En Haïti, la Commune est reconnue comme une collectivité territoriale dotée d’autonomie administrative et financière, selon la Constitution de 1987. (internationaldiplomat.com) Dans la théorie, l’Administration Communale des Cayes (ACC) devrait pouvoir gérer localement une partie importante des besoins de la population de la ville: voirie, assainissement, marchés, culture, loisirs, hygiène, éclairage public, eau potable, etc. (mict.gouv.ht)
Mais dans la pratique, cette autonomie est largement restreinte. Les textes légaux (notamment les décrets relatifs à la décentralisation et aux compétences des collectivités territoriales) donnent à la Commune un champ d’action assez vaste. Elle doit élaborer ses plans de développement communal, organiser la voirie, réglementer la circulation urbaine, délivrer des permis de construire, assurer la salubrité, entretenir les infrastructures d’assainissement, etc. (mict.gouv.ht) Cependant, plusieurs obstacles institutionnels, financiers et pratiques limitent fortement sa capacité à agir de manière indépendante et efficace.
Les bases légales de l’autonomie
L’article 61 de la Constitution de 1987 institue les communes comme collectivités territoriales, attribuant à celles-ci une personnalité morale et juridique, ainsi qu’une autonomie administrative et financière. (internationaldiplomat.com) Les textes additionnels: décrets sur la décentralisation, lois sur les collectivités territoriales énumèrent des compétences attribuées légalement aux communes : assainissement, hygiène, voirie, marchés communaux, développement communal. (mict.gouv.ht)
Les contraintes qui limitent l’autonomie
Malgré ce cadre légal, l’ACC fait face à plusieurs contraintes majeures :
1. Manque de ressources propres suffisantes
Bien qu’elle ait des compétences légales pour prélever certaines taxes locales ou redevances, l’Administration Communale des Cayes ne dispose pas toujours de recettes stables et suffisantes. L’État central reste largement responsable du financement des services publics essentiels, et les transferts budgétaires ne sont pas toujours fiables ou appropriés. Ce manque de fonds freine la capacité de la Commune à exécuter ses projets planifiés.
2. Faible capacité technique et administrative
Les compétences techniques nécessaires: ingénierie, urbanisme, traitement des déchets, gestion des infrastructures exigent des ressources humaines formées, des équipements et un appui technique. Dans beaucoup de cas, la Commune manque de personnel qualifié ou d’expertise locale. Cela ralentit la mise en œuvre des projets, même si les décisions sont légales et prévues.

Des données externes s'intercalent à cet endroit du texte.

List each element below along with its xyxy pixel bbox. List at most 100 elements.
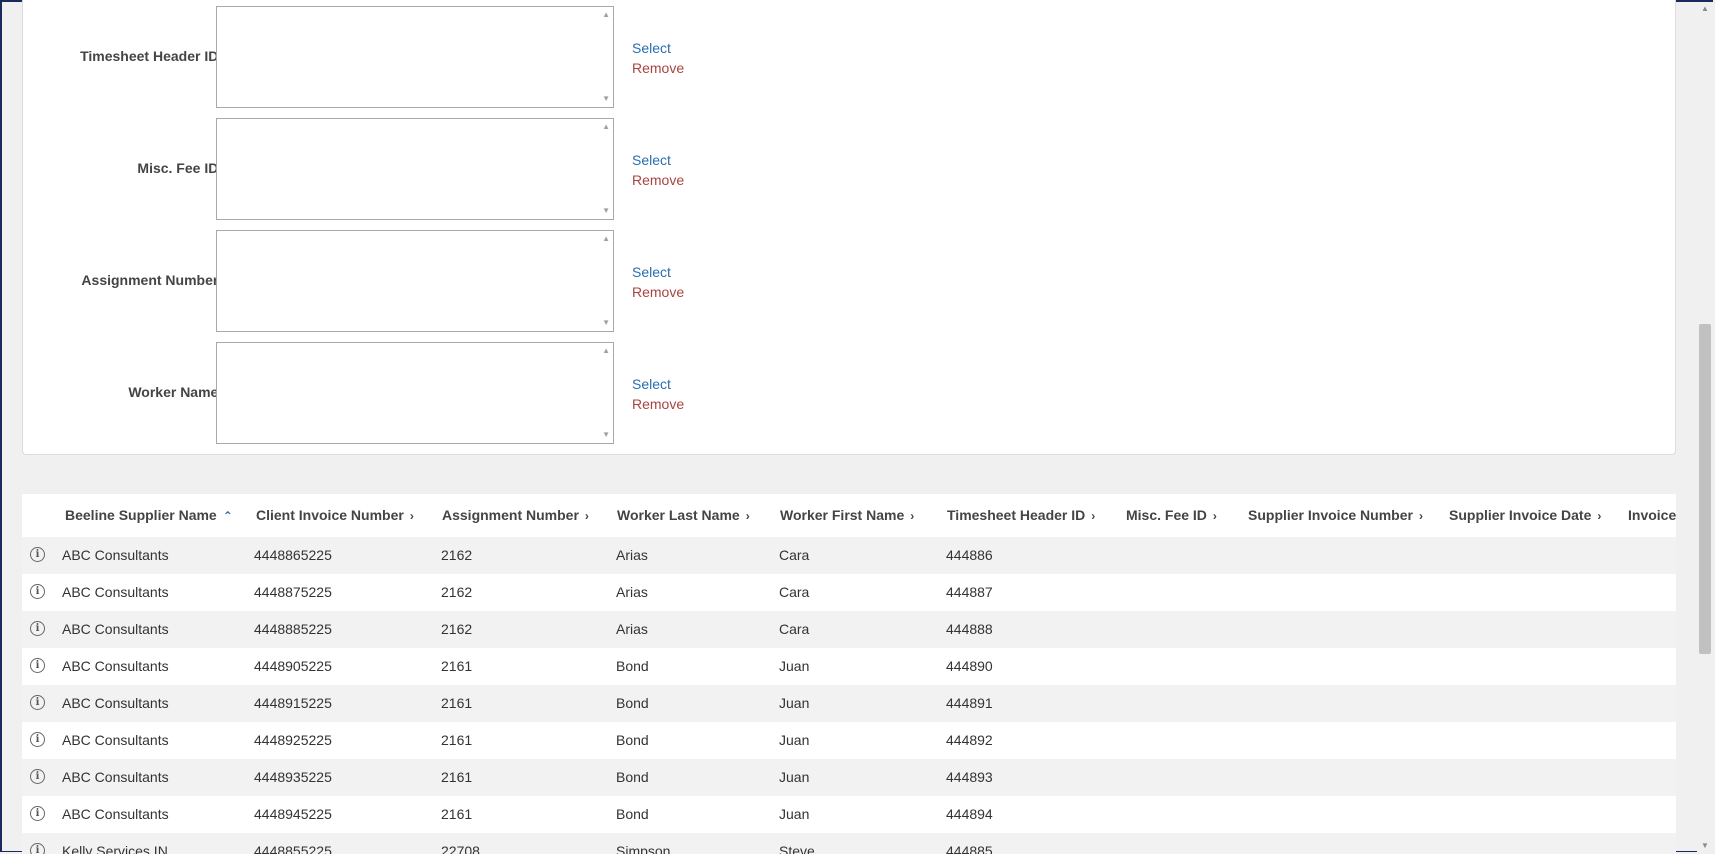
- client-invoice-number-cell: 4448925225: [254, 732, 332, 748]
- assignment-number-listbox[interactable]: ▲ ▼: [216, 230, 614, 332]
- worker-first-name-cell: Juan: [779, 658, 810, 674]
- column-header-label: Client Invoice Number: [256, 507, 404, 523]
- assignment-number-cell: 2162: [441, 584, 473, 600]
- sort-ascending-icon: ⌃: [222, 509, 233, 523]
- select-link[interactable]: Select: [632, 262, 684, 282]
- table-row[interactable]: i ABC Consultants 4448925225 2161 Bond Juan 44…: [22, 722, 1676, 759]
- filter-actions: Select Remove: [632, 262, 684, 302]
- worker-first-name-cell: Steve: [779, 843, 815, 854]
- filter-row-assignment-number: Assignment Number: ▲ ▼ Select Remove: [23, 230, 783, 334]
- scroll-up-icon[interactable]: ▲: [602, 235, 610, 243]
- column-header-timesheet-header-id[interactable]: Timesheet Header ID ›: [947, 494, 1095, 537]
- table-row[interactable]: i ABC Consultants 4448945225 2161 Bond Juan 44…: [22, 796, 1676, 833]
- scroll-up-icon[interactable]: ▲: [602, 11, 610, 19]
- info-icon[interactable]: i: [30, 621, 45, 636]
- table-row[interactable]: i ABC Consultants 4448915225 2161 Bond Juan 44…: [22, 685, 1676, 722]
- table-row[interactable]: i ABC Consultants 4448875225 2162 Arias Cara 4…: [22, 574, 1676, 611]
- column-header-misc-fee-id[interactable]: Misc. Fee ID ›: [1126, 494, 1217, 537]
- table-row[interactable]: i ABC Consultants 4448885225 2162 Arias Cara 4…: [22, 611, 1676, 648]
- scroll-down-icon[interactable]: ▼: [602, 207, 610, 215]
- results-grid: Beeline Supplier Name ⌃ Client Invoice Nu…: [22, 494, 1676, 854]
- info-icon[interactable]: i: [30, 843, 45, 854]
- select-link[interactable]: Select: [632, 150, 684, 170]
- worker-last-name-cell: Bond: [616, 658, 649, 674]
- info-icon[interactable]: i: [30, 806, 45, 821]
- client-invoice-number-cell: 4448885225: [254, 621, 332, 637]
- table-row[interactable]: i ABC Consultants 4448905225 2161 Bond Juan 44…: [22, 648, 1676, 685]
- column-header-supplier-invoice-number[interactable]: Supplier Invoice Number ›: [1248, 494, 1423, 537]
- misc-fee-id-listbox[interactable]: ▲ ▼: [216, 118, 614, 220]
- column-header-client-invoice-number[interactable]: Client Invoice Number ›: [256, 494, 414, 537]
- column-header-invoice[interactable]: Invoice: [1628, 494, 1676, 537]
- worker-last-name-cell: Arias: [616, 547, 648, 563]
- column-header-label: Supplier Invoice Date: [1449, 507, 1592, 523]
- client-invoice-number-cell: 4448875225: [254, 584, 332, 600]
- worker-first-name-cell: Juan: [779, 695, 810, 711]
- worker-first-name-cell: Cara: [779, 547, 810, 563]
- filter-panel: Timesheet Header ID: ▲ ▼ Select Remove M…: [22, 0, 1676, 455]
- table-row[interactable]: i ABC Consultants 4448865225 2162 Arias Cara 4…: [22, 537, 1676, 574]
- timesheet-header-id-cell: 444892: [946, 732, 993, 748]
- supplier-name-cell: ABC Consultants: [62, 584, 169, 600]
- column-header-supplier-invoice-date[interactable]: Supplier Invoice Date ›: [1449, 494, 1601, 537]
- info-icon[interactable]: i: [30, 769, 45, 784]
- assignment-number-cell: 2162: [441, 621, 473, 637]
- chevron-right-icon: ›: [409, 509, 414, 523]
- info-icon[interactable]: i: [30, 732, 45, 747]
- vertical-scrollbar[interactable]: ▲ ▼: [1697, 2, 1713, 852]
- worker-name-listbox[interactable]: ▲ ▼: [216, 342, 614, 444]
- worker-first-name-cell: Cara: [779, 621, 810, 637]
- chevron-right-icon: ›: [1212, 509, 1217, 523]
- supplier-name-cell: ABC Consultants: [62, 769, 169, 785]
- filter-row-misc-fee-id: Misc. Fee ID: ▲ ▼ Select Remove: [23, 118, 783, 222]
- column-header-worker-first-name[interactable]: Worker First Name ›: [780, 494, 914, 537]
- filter-row-timesheet-header-id: Timesheet Header ID: ▲ ▼ Select Remove: [23, 6, 783, 110]
- column-header-label: Invoice: [1628, 507, 1676, 523]
- scroll-down-icon[interactable]: ▼: [602, 319, 610, 327]
- remove-link[interactable]: Remove: [632, 58, 684, 78]
- supplier-name-cell: Kelly Services IN: [62, 843, 168, 854]
- timesheet-header-id-cell: 444887: [946, 584, 993, 600]
- grid-header: Beeline Supplier Name ⌃ Client Invoice Nu…: [22, 494, 1676, 538]
- assignment-number-cell: 2161: [441, 732, 473, 748]
- timesheet-header-id-cell: 444890: [946, 658, 993, 674]
- chevron-right-icon: ›: [584, 509, 589, 523]
- scroll-up-icon[interactable]: ▲: [602, 123, 610, 131]
- filter-actions: Select Remove: [632, 374, 684, 414]
- filter-label: Worker Name:: [128, 384, 223, 400]
- client-invoice-number-cell: 4448935225: [254, 769, 332, 785]
- select-link[interactable]: Select: [632, 38, 684, 58]
- info-icon[interactable]: i: [30, 658, 45, 673]
- scroll-down-icon[interactable]: ▼: [602, 431, 610, 439]
- timesheet-header-id-cell: 444885: [946, 843, 993, 854]
- scroll-down-arrow-icon[interactable]: ▼: [1701, 841, 1709, 850]
- filter-actions: Select Remove: [632, 38, 684, 78]
- column-header-worker-last-name[interactable]: Worker Last Name ›: [617, 494, 750, 537]
- worker-last-name-cell: Simpson: [616, 843, 671, 854]
- scroll-up-arrow-icon[interactable]: ▲: [1701, 4, 1709, 13]
- remove-link[interactable]: Remove: [632, 282, 684, 302]
- timesheet-header-id-cell: 444888: [946, 621, 993, 637]
- remove-link[interactable]: Remove: [632, 170, 684, 190]
- scroll-down-icon[interactable]: ▼: [602, 95, 610, 103]
- scroll-up-icon[interactable]: ▲: [602, 347, 610, 355]
- select-link[interactable]: Select: [632, 374, 684, 394]
- column-header-assignment-number[interactable]: Assignment Number ›: [442, 494, 589, 537]
- column-header-label: Worker First Name: [780, 507, 905, 523]
- column-header-beeline-supplier-name[interactable]: Beeline Supplier Name ⌃: [65, 494, 233, 537]
- remove-link[interactable]: Remove: [632, 394, 684, 414]
- chevron-right-icon: ›: [910, 509, 915, 523]
- info-icon[interactable]: i: [30, 695, 45, 710]
- timesheet-header-id-listbox[interactable]: ▲ ▼: [216, 6, 614, 108]
- info-icon[interactable]: i: [30, 584, 45, 599]
- assignment-number-cell: 2161: [441, 658, 473, 674]
- column-header-label: Beeline Supplier Name: [65, 507, 217, 523]
- filter-label: Assignment Number:: [81, 272, 223, 288]
- scroll-thumb[interactable]: [1699, 324, 1711, 654]
- column-header-label: Misc. Fee ID: [1126, 507, 1207, 523]
- info-icon[interactable]: i: [30, 547, 45, 562]
- table-row[interactable]: i Kelly Services IN 4448855225 22708 Simpson…: [22, 833, 1676, 854]
- table-row[interactable]: i ABC Consultants 4448935225 2161 Bond Juan 44…: [22, 759, 1676, 796]
- column-header-label: Worker Last Name: [617, 507, 740, 523]
- column-header-label: Timesheet Header ID: [947, 507, 1086, 523]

3. Centralisation persistante et tutelle de l’État
Même si la Constitution et les lois reconnaissent l’autonomie communale, l’État exerce toujours une tutelle (contrôle de légalité, surveillance financière, approbation de certains actes) qui limite ce que la Commune peut faire sans approbation centrale. Par exemple, tout plan d’investissement, budget ou certaines décisions importantes doivent souvent être soumis ou validés par des autorités supérieures. (mict.gouv.ht)
4. Insuffisance des infrastructures et défis logistiques
Aux Cayes, et dans beaucoup de communes, des infrastructures de base telles que les routes, l’éclairage de rue, les systèmes de drainage, l’approvisionnement en eau potable ou le traitement des déchets manquent de qualité ou sont absents dans plusieurs quartiers. Cela rend quasiment impossible pour la Commune de répondre pleinement aux responsabilités qui lui sont légalement attribuées.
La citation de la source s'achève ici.